Mon esprit est joueur : il revient toujours sur cette tarte aux cerises. Je déteste ces fruits. Rouges. De nouveau, la transpiration, le froid, les tremblements continus. Reparti pour un tour, je déphase de nouveau. Ces sons —vous savez comme ces anciennes visionneuses qui pouvaient se détraquer en faisant défiler les diapos sans interruption — c’est ce que j’ai dans ma tête. Ce bruit infernal qui vous hurle dans les tympans, jusqu’à ce que la pâte se colore d’un rouge bruni et qu’un doigt sorte du centre ! C’est alors que le carillon retentit. Enfin, il arrive. Le carillon. Celui que ni ma sœur, ni mon frère n’ont entendu. Ce satané son, qui aurait dû être mélodieux.

Ce ne sont pas les animaux sauvages, ni les trapézistes, encore moins Monsieur Loyal, et même pas ce clown, dont l'acolyte faisait tomber la perruque rouge flamboyante. Pas son maquillage, ni sa bouche, encore moins ses fausses dents. Non rien de tout cela.

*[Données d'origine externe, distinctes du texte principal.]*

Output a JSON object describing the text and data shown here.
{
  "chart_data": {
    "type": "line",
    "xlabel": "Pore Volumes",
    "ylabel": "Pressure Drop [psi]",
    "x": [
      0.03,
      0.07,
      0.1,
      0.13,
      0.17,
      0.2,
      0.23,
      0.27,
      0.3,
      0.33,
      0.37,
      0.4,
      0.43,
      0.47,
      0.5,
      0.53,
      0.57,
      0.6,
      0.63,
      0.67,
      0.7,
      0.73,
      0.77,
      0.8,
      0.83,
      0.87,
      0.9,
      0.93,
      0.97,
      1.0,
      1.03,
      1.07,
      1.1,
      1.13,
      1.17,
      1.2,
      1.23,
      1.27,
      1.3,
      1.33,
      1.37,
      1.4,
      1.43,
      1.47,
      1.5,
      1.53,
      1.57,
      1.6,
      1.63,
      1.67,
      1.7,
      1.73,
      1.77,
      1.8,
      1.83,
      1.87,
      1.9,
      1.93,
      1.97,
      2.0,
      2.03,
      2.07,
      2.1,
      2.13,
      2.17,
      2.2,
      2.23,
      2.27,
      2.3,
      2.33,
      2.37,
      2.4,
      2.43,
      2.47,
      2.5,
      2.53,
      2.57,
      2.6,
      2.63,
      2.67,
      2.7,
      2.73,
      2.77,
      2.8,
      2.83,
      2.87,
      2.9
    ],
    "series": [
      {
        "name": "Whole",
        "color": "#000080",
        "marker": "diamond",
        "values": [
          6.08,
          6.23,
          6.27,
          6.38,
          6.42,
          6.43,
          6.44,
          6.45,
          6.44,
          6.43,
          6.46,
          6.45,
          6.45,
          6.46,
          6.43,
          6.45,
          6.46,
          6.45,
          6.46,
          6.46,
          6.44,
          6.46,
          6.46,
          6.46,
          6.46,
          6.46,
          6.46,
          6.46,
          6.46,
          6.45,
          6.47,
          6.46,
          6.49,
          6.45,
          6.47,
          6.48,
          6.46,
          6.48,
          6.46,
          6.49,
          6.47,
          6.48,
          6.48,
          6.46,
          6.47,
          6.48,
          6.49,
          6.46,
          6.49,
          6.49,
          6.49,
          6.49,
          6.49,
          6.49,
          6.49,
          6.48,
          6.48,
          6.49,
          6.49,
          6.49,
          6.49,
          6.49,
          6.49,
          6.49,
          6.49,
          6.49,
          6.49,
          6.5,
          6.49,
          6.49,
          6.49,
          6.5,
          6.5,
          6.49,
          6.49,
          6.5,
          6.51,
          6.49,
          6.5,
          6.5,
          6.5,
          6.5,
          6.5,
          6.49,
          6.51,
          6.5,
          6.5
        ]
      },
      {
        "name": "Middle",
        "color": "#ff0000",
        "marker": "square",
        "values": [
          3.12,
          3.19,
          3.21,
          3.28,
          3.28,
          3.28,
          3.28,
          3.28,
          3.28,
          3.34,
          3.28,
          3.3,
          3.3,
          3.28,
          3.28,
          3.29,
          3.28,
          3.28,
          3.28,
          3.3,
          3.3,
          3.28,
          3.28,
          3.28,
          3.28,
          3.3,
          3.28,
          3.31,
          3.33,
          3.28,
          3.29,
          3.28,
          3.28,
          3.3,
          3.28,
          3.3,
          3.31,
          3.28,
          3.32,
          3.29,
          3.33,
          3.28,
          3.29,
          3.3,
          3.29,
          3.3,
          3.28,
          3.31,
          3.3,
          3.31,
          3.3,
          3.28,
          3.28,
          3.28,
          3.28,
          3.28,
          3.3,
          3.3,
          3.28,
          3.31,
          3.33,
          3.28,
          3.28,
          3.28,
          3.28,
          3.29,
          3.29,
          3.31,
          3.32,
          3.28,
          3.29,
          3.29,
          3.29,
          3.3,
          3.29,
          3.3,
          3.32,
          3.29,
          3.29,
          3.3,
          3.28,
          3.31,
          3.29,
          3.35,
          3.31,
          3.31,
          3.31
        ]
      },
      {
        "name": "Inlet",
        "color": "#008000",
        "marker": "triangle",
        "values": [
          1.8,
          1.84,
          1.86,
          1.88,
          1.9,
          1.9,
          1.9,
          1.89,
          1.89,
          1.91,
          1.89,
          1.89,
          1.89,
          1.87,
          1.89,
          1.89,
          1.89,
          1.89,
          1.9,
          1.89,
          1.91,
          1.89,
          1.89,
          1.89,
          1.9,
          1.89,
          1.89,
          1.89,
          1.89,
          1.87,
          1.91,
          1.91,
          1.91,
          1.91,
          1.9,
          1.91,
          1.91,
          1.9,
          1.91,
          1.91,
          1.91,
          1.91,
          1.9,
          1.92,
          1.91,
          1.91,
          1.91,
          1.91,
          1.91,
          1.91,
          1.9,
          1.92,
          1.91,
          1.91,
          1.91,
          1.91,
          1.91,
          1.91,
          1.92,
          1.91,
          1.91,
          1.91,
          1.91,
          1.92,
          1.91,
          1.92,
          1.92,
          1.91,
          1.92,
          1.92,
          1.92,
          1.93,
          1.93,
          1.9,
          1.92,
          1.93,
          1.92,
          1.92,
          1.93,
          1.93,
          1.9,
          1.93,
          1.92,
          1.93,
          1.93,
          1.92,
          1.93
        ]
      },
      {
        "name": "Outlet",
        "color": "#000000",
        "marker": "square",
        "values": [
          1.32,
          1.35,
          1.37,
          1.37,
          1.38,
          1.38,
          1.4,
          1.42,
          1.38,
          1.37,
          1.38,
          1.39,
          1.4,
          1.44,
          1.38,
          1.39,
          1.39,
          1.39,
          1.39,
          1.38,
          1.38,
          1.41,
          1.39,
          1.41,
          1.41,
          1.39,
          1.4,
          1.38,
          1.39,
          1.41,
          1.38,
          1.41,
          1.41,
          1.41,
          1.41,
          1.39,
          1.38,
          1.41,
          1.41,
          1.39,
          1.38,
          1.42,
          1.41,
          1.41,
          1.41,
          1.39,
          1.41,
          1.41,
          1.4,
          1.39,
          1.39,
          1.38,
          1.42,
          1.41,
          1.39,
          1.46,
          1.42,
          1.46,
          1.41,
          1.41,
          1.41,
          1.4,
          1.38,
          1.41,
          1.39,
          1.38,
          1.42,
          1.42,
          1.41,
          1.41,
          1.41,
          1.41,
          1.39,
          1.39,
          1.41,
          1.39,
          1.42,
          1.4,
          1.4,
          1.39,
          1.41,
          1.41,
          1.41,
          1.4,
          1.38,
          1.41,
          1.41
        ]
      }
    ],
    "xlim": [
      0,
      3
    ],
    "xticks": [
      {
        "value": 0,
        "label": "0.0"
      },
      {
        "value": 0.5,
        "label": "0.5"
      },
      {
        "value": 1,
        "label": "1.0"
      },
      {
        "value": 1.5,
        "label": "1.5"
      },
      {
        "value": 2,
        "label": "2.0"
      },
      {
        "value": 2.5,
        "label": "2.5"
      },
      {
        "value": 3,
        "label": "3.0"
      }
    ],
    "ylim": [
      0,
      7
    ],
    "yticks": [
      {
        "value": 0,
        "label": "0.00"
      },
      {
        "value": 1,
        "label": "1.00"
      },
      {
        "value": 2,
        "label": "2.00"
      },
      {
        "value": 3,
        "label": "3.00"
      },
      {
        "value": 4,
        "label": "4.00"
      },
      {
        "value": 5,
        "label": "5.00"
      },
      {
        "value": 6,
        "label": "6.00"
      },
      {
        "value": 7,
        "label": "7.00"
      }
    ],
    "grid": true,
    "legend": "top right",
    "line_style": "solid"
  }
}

Juste ce manège, où mon oncle m’avait emmené. Il faisait nuit, il m’avait promis une barbe à papa. Il connaissait mes goûts et se doutait que je ne résisterais pas à l’appel de la gourmandise. Comme il l’avait prévu, je l’ai suivi. Et puis, c’était mon oncle, pas un inconnu ! Il m’a traîné jusque là-bas et j’aurais dû me douter de quelque chose. Pourquoi m’emmener dans un endroit aussi désert. Seul un manège abandonné nous attendait, avec ce petit carillon que le vent faisait tinter. Je l’ai suivi, il m’a assis sur la banquette, a rabattu la glissière de sécurité. Je ne comprenais pas ce qu’il lui arrivait. Il était tard, maman allait s’inquiéter, mais pourtant il prenait son temps. Il me murmurait des mots que je ne comprenais pas.

Comme à chaque fois, je perds quelques secondes, ou minutes, et je me retrouve en sous-vêtements… De nouveau, le cauchemar recommence, il me dit que tout va bien, que je vais avoir dix ans et que bientôt, je serais un grand garçon. Et tout en me parlant, il me…

C’est alors que le visage du clown explose. Mécanisme de défense.

Il m’a fait promettre de ne rien dévoiler. Que personne ne croira cette histoire sordide, qu’il est un homme respectable, qu’il a une horde d’avocats prêts à le défendre si j’osais quoi que ce soit et surtout que maman…

J’aurais dû savoir qu’il ne bluffait pas. Il avait tué son propre frère alors sa belle sœur…

Seul, avec mon frère et ma sœur, certes, mais désespérément seul.

En ouvrant un autre cabinet d’avocats à l’autre bout du pays, il me laisse désormais tranquille. De toute façon, je ne l’intéresse plus : je suis trop vieux pour lui, il me l’a dit.